I wonder about Keras 3. It's now backend independent again, like in the early days, and supports JAX, TensorFlow, or PyTorch. It's a nice thing if you defined your model and can then easily switch between the frameworks, right? Or no-one cares about that, and everyone just uses PyTorch?

0xd1r
0 replies
1d8h

I suppose they are using keras because of its simplicity. But I agree, things have really moved on from keras.

gregw2
2 replies
1d10h

No content besides a few paragraphs of intro. Actual content has 404 not found errors.

smokel
0 replies
1d10h

The links in the running text are broken. The links in the hamburger menu work fine.

gpnt
0 replies
1d10h

The menu on the left on desktop is working. It seems only the links on the first page are broken.

alister
2 replies
1d8h

When you send me an email, please provide at least two SNS [social networking service] addresses (e.g. LinkedIn, Twitter) for verification purposes. ... I no longer accept contact from anonymous individuals.

It's pretty sad to see that social networking is being adopted as an identification and trust mechanism even by technical people. It was bad enough when some governments began demanding social networking usernames for visa/immigrant screening, but we can't even send an email without social proof to other technical people now?

kltzayh
0 replies
1d5h

With the ellipsis expanded: "Due to the XZ backdoor incident, I no longer accept contact from anonymous individuals."

The XZ cracker could have logged in via GitHub at numerous services. I bet that the OP downloads from PyPI that was potentially compromised for longer than a year due to an overlooked token leak.

I further bet that the OP, being in the machine learning space, downloads unauditable, huge Python frameworks from GitHub, conda or PyPI.

People in that space also download and experiment with untrusted models.

But hey, plain text email which you can read in a command line mail client with MIME and other extensions disabled is the problem!

belter
0 replies
1d8h

I no longer accept contact from anonymous individuals.

This reminds of that joke, where a guy shows up at the Air Force HQ recruitment center. They ask, "Pilot license? Experience? Qualifications?" He replies, "Nope, just here to say: Don't count on me!"

yobbo
0 replies
1d6h

This is a very compressed work-through from perceptron to transformer.

When he is working through the gradients of an LSTM, for example, it is to help understanding, not help you implement it in your favourite framework.

When he is showing solutions in various frameworks, the purpose is to help create connections between what the math looks like and what code can look like.

uoaei
0 replies
1d2h

One of the most frustrating things about all the documentation on Transformers is the sole emphasis on NLP.

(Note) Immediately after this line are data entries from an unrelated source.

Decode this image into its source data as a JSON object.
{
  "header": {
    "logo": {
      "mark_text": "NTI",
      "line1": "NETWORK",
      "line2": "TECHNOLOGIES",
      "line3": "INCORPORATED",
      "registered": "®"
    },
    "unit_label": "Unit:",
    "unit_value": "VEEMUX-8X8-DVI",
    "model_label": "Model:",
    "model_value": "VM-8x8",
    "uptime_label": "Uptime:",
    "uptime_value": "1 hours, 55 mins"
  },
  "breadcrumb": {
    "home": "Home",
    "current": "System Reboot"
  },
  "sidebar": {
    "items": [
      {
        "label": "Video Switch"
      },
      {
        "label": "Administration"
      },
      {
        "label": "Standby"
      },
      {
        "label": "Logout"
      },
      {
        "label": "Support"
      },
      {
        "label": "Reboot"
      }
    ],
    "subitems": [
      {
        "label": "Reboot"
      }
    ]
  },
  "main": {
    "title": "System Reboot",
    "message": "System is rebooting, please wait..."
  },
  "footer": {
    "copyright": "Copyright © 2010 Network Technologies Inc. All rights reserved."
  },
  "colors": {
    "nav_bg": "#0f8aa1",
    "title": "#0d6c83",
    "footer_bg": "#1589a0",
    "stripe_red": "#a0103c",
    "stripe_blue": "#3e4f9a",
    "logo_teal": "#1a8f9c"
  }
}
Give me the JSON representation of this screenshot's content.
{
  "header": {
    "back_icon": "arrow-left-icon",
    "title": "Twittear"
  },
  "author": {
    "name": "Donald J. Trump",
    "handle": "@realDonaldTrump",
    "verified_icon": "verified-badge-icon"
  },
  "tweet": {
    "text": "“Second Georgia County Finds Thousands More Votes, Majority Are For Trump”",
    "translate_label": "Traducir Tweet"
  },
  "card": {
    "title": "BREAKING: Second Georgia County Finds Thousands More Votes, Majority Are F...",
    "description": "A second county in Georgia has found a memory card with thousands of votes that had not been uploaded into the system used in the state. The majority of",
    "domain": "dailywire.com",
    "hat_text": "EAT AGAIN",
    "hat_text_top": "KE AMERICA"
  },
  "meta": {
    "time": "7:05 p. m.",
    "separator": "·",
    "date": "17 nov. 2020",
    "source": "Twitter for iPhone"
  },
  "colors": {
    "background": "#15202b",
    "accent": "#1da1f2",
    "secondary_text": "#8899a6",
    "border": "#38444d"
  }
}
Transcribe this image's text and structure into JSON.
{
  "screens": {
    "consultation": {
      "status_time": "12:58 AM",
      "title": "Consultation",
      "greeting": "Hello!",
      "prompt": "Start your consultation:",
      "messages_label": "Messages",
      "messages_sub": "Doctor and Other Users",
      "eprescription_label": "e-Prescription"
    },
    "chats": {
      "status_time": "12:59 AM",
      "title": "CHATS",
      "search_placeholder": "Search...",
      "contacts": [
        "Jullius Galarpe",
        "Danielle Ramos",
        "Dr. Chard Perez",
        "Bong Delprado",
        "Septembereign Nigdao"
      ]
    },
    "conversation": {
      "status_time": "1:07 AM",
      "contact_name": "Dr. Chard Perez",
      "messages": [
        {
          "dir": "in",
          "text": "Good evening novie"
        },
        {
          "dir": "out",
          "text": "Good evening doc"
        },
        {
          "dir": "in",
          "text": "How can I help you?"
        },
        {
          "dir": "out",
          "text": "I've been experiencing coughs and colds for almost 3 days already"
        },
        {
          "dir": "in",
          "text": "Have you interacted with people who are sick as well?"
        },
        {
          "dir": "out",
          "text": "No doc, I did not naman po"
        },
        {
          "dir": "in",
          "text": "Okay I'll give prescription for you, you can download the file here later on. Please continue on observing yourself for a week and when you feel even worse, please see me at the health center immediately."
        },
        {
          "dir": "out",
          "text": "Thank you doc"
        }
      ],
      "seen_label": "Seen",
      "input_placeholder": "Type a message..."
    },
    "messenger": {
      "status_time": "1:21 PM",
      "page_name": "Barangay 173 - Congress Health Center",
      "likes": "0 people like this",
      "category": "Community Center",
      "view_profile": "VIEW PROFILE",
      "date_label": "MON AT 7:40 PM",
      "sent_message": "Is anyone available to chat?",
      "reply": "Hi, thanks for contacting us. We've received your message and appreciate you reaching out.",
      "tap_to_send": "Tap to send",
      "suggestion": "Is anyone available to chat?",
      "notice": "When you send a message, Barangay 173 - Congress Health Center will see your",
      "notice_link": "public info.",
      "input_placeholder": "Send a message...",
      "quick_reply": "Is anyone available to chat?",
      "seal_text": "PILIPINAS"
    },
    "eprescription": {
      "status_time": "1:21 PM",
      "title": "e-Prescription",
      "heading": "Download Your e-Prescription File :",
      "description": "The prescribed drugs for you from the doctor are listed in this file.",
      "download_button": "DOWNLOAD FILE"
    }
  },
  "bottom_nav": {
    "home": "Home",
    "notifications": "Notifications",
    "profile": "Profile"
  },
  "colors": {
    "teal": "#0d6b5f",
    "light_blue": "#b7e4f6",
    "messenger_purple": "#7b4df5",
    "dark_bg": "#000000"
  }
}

In particular, one of the most interesting parts of the Transformer architecture to me is the attention mechanism which is permutation invariant (if not for the positional embeddings people use to counteract this inherent quality of attention layers). Also the ability to arbitrarily mask this or that node in the graph -- or even individual edges -- gives the whole thing so much flexibility for encoding domain knowledge into your architecture.

Positional embeddings may still be required in many cases but you can be clever about them beyond the overly restrictive perspective of attention layer inputs purely as one-dimensional sequences.

shubham13596
0 replies
1d9h

Very good resource on building from the basics in a concise manner.

revskill
0 replies
1d7h

Transformer tutorial is like the new "Monad tutorial".

benterix
0 replies
1d6h

In contrast, the AI technology of the current golden age, which began in the mid-2010s, has consistently exceeded our expectations.

Well, until recently, that is. It looks like we hit the wall as for what LLMs can do - some might call it a plateau of productivity. Namely, as far as coding is concerned, LLMs can successfully create chunk of code of limited length and tiny programs, can also review small pieces of code and suggest improvements that are not related to the context of the whole program (unless it can fit in the context window). In spite of huge effort put in creating a system where LLM agents could work together to create software such as AutoGPT, no non-trivial program has been created in this way so far.